I host all their sites on a few VPS servers. Some of my contracts require support for IE 7 or IE 8 on Windows XP, and those browsers don't support SNI. So in addition to what you've mentioned - maintaining certificates and losing more of what little money I make on hosting (I basically charge a small % of the VPS cost plus a few hours' worth of work), I now will need to figure out another solution. It seems like a waste to spin up a new VPS for each site that requires XP support.

Clients look at the <10% of visitors coming from Safari and IE7+8 on XP and say "those are potential customers." It's difficult to argue with that.

For now though, I'm going to do nothing new. All indications are that HTTPS is going to be maybe 1% of the ranking, and I know my market well enough that the sites rank highly for local searches - which is the important part. They're responsive and they've all got social media presences, so until SSL is more important for PageRank, I'll wait it out.

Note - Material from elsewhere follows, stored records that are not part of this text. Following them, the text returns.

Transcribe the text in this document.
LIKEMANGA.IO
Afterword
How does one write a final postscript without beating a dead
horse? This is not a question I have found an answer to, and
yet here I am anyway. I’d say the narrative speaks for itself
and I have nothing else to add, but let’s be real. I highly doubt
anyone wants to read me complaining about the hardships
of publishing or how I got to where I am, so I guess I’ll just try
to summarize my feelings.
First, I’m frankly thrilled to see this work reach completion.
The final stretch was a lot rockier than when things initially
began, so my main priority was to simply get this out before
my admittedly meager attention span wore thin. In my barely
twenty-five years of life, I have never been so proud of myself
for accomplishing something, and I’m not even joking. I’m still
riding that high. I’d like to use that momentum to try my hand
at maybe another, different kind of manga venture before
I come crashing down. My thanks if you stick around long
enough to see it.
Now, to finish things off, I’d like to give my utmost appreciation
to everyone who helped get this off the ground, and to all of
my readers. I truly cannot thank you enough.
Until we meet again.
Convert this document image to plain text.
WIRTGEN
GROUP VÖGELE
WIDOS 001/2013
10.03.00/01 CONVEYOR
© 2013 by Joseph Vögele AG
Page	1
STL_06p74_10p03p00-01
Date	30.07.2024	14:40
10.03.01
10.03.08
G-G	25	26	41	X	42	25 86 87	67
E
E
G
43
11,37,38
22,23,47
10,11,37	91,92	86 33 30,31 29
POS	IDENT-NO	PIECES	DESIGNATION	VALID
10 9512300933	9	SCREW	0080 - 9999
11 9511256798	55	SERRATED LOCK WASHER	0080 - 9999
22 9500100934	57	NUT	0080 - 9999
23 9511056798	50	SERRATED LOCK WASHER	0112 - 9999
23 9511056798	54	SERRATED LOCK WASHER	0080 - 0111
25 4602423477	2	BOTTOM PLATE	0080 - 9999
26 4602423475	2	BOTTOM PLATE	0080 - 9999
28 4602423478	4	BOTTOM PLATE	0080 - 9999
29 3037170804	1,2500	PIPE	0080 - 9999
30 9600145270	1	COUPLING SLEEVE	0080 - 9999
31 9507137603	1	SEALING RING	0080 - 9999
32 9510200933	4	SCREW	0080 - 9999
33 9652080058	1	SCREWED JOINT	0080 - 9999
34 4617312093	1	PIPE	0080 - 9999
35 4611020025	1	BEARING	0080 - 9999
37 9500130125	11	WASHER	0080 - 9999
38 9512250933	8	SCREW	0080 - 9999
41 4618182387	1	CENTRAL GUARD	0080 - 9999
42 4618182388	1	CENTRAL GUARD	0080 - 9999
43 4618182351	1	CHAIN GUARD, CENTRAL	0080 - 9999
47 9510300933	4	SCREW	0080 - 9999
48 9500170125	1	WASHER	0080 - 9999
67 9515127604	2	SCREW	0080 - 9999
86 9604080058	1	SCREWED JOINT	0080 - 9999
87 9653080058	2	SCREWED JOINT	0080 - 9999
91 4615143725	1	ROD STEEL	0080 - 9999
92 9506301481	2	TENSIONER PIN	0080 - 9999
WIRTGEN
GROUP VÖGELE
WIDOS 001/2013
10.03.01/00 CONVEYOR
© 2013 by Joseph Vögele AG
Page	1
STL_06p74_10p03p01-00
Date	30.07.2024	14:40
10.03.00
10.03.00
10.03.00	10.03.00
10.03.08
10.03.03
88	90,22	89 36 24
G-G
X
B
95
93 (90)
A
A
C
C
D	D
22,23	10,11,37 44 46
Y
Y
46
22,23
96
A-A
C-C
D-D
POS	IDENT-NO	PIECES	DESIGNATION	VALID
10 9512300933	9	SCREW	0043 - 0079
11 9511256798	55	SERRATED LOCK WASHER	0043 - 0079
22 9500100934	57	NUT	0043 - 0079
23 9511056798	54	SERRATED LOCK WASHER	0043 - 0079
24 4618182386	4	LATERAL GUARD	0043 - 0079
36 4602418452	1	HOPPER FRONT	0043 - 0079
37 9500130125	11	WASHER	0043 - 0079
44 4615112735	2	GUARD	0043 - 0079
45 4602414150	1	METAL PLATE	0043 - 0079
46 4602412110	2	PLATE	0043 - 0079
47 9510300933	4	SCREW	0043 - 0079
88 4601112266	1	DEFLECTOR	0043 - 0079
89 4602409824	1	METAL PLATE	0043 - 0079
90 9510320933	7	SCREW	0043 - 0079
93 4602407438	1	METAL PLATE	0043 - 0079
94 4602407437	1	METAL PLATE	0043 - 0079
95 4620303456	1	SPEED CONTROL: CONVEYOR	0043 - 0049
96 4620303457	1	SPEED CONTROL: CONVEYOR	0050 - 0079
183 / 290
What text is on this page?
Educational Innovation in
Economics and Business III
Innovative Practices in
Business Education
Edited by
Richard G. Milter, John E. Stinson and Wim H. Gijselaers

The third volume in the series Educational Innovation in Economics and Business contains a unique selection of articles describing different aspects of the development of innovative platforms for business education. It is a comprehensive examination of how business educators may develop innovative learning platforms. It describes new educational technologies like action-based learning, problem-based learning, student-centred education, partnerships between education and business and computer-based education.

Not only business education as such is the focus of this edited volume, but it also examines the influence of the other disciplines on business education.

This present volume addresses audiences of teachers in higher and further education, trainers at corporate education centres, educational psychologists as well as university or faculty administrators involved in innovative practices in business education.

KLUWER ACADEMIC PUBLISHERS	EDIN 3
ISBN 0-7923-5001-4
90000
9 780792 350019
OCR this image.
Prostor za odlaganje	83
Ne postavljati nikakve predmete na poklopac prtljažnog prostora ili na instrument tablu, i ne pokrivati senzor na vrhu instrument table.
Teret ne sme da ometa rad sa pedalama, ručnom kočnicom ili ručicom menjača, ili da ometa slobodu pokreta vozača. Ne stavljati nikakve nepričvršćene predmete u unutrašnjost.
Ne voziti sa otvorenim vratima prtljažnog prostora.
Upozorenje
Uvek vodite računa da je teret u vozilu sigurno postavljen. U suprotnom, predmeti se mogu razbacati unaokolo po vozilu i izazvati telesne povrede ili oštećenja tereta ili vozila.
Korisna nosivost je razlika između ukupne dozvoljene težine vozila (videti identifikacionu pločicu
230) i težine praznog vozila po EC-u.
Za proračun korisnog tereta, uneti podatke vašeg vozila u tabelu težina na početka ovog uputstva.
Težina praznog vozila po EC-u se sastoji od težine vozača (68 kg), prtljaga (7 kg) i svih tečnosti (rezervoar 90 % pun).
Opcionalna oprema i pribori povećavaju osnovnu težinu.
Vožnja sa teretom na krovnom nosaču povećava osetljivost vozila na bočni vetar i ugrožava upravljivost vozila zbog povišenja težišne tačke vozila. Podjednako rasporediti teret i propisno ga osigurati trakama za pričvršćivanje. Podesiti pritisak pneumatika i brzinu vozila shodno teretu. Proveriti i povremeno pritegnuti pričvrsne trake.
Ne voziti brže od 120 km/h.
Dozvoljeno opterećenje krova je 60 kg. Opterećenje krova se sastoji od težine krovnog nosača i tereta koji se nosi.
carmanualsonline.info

A few people I've talked with told me the same. For now they won't care. But as told me a friend, if too much client start to ask for it will be troubles for him.

But that is to be kept in mind : "But over time, we may decide to strengthen it, because we’d like to encourage all website owners to switch from HTTP to HTTPS to keep everyone safe on the web."


[R]emember that you can get SSL certs from $9 (e.g. from NameCheap).

NameCheap provrides a wide range of certs. I'm sure this is true of other SSL-cert offerings.

Are they all at least adequate for Google's SEO purposes?


Yes, any certificate sold by them would trigger this "boost".